I would talk to parents and explain.

Before delivery, however, our obstetric staff would counsel the parents on the abysmal outcome of babies born so prematurely. Many would not even survive the process of labor. However, if they did, parents would be offered support and may choose to hold the babies, to stay with them, and take their time to say their prayers and goodbyes.

For a baby born alive, the parents would be explained that the babies might continue to show signs of life for several minutes or even hours.

Though it may sound shocking, we do come across cases where the heart rate is so faint after birth, the breathing so shallow and intermittent, that the doctor attending the delivery presumed that the baby is dead.

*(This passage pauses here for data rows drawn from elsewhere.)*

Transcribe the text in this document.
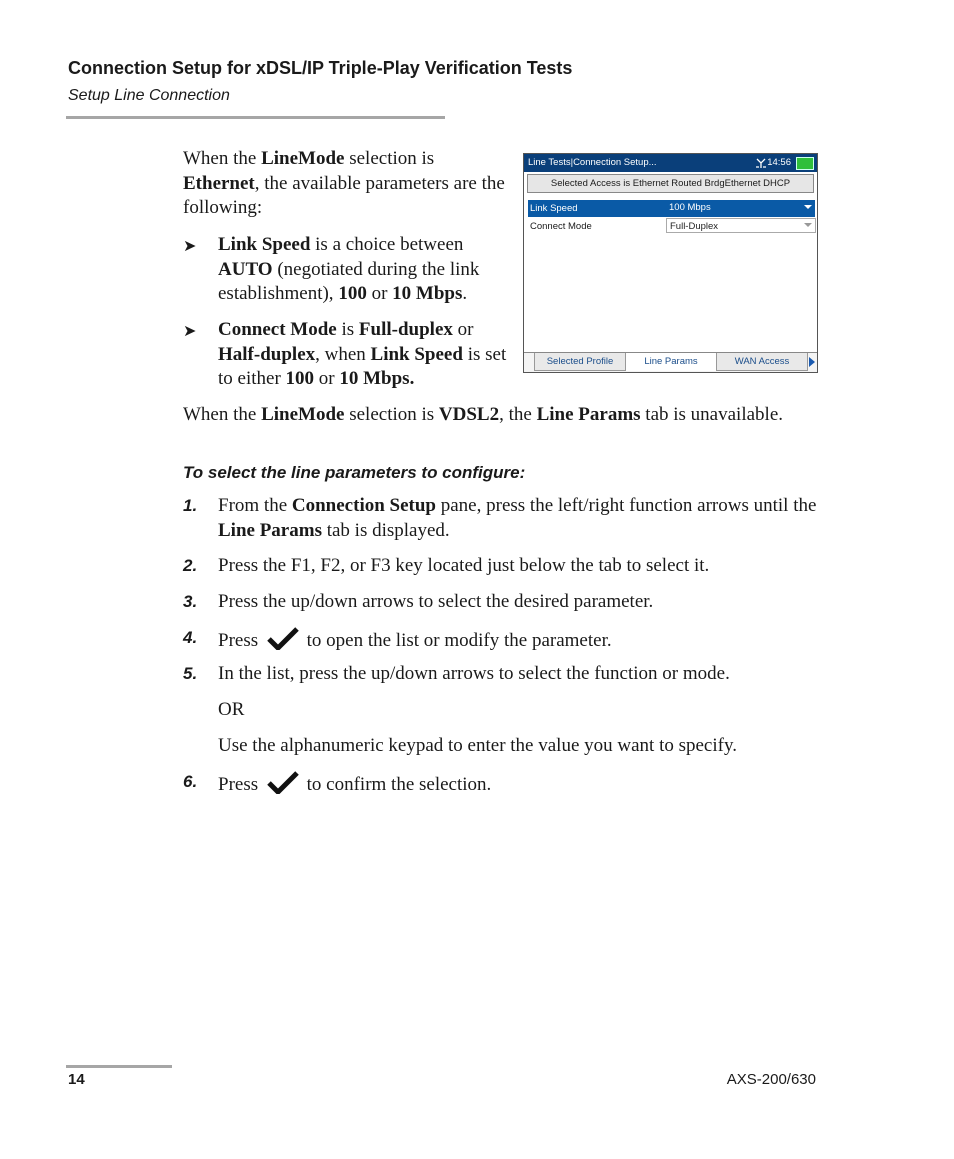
Connection Setup for xDSL/IP Triple-Play Verification Tests
Setup Line Connection
When the LineMode selection is Ethernet, the available parameters are the following:
➤ Link Speed is a choice between AUTO (negotiated during the link establishment), 100 or 10 Mbps.
➤ Connect Mode is Full-duplex or Half-duplex, when Link Speed is set to either 100 or 10 Mbps.
Line Tests|Connection Setup...	14:56
Selected Access is Ethernet Routed BrdgEthernet DHCP
Link Speed	100 Mbps
Connect Mode	Full-Duplex
Selected Profile	Line Params	WAN Access
When the LineMode selection is VDSL2, the Line Params tab is unavailable.
To select the line parameters to configure:
1. From the Connection Setup pane, press the left/right function arrows until the Line Params tab is displayed.
2. Press the F1, F2, or F3 key located just below the tab to select it.
3. Press the up/down arrows to select the desired parameter.
4. Press	to open the list or modify the parameter.
5. In the list, press the up/down arrows to select the function or mode.
OR
Use the alphanumeric keypad to enter the value you want to specify.
6. Press	to confirm the selection.
14	AXS-200/630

So, while it is crucial that the healthcare professional is 100% sure before death is pronounced, there have been cases where death has been falsely presumed.

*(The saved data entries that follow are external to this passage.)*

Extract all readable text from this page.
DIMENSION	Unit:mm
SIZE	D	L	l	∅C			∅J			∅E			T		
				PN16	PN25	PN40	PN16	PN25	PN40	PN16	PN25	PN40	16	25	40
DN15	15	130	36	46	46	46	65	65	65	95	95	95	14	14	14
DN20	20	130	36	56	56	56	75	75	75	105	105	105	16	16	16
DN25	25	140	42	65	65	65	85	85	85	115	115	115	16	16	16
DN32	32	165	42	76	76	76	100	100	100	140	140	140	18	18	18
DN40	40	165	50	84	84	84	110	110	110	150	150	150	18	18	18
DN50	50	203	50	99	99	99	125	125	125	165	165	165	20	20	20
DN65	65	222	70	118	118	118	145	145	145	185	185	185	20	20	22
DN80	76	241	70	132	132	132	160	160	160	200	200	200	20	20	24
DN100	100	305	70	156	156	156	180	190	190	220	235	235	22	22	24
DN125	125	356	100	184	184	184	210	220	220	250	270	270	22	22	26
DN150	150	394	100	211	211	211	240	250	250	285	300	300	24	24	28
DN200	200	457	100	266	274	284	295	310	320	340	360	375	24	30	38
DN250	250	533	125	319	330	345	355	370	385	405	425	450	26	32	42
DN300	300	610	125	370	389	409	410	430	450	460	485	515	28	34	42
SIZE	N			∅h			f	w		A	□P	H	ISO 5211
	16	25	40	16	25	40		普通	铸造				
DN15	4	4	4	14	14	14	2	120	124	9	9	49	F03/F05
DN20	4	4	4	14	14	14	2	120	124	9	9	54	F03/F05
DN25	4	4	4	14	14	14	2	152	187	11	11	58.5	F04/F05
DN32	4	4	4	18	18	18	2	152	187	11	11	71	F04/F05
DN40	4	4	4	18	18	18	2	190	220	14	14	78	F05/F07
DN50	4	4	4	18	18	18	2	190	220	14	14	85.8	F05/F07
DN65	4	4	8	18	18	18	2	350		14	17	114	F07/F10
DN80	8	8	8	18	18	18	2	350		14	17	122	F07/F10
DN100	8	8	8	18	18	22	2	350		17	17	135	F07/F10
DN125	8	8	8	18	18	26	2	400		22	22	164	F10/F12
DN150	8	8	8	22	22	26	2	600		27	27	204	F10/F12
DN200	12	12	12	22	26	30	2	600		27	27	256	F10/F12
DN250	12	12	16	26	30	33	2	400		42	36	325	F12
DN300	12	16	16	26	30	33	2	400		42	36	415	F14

Should babies be handed over in a plastic bag?

No. This reflects a poor attitude towards human dignity and the lack of empathy towards the enormous tragedy befalling the parents. Even if parents consider the death of a baby at 22 weeks as a miscarriage and choose to not carry out final rites, the body should be handed over respectfully. However, in this case, the plastic bag probably provided the warmth needed to revive the baby.

What is the answer?

The answer to such situations is: Fix the culture.

  • Communicate, communicate, and communicate
  • Compassion should be demonstrated in practice as much as in feeling. Health care is compassion and everything else stems from it. A compassionate attitude of staff in clinical medicine is more important than all the brilliant CVs, flashing monitors, and state-of-the-art equipment put together. The poor/inconsiderate/uncompassionate communication is at the core of why patients sue. A programme, which embeds a culture of transparency, openness and compassionate communication, makes both moral and financial sense.
  • Call relatives, meet them if they are willing, and then listen to them. When you think you have listened enough, listen some more (and switch your mobile phone off when you do!). Apologize for the pain they have undergone. Dont indulge in non-apology. An apology is not an admission of guilt, but an acknowledgment of the pain they have been through. And tell them what you would do so that other parents dont go through this experience.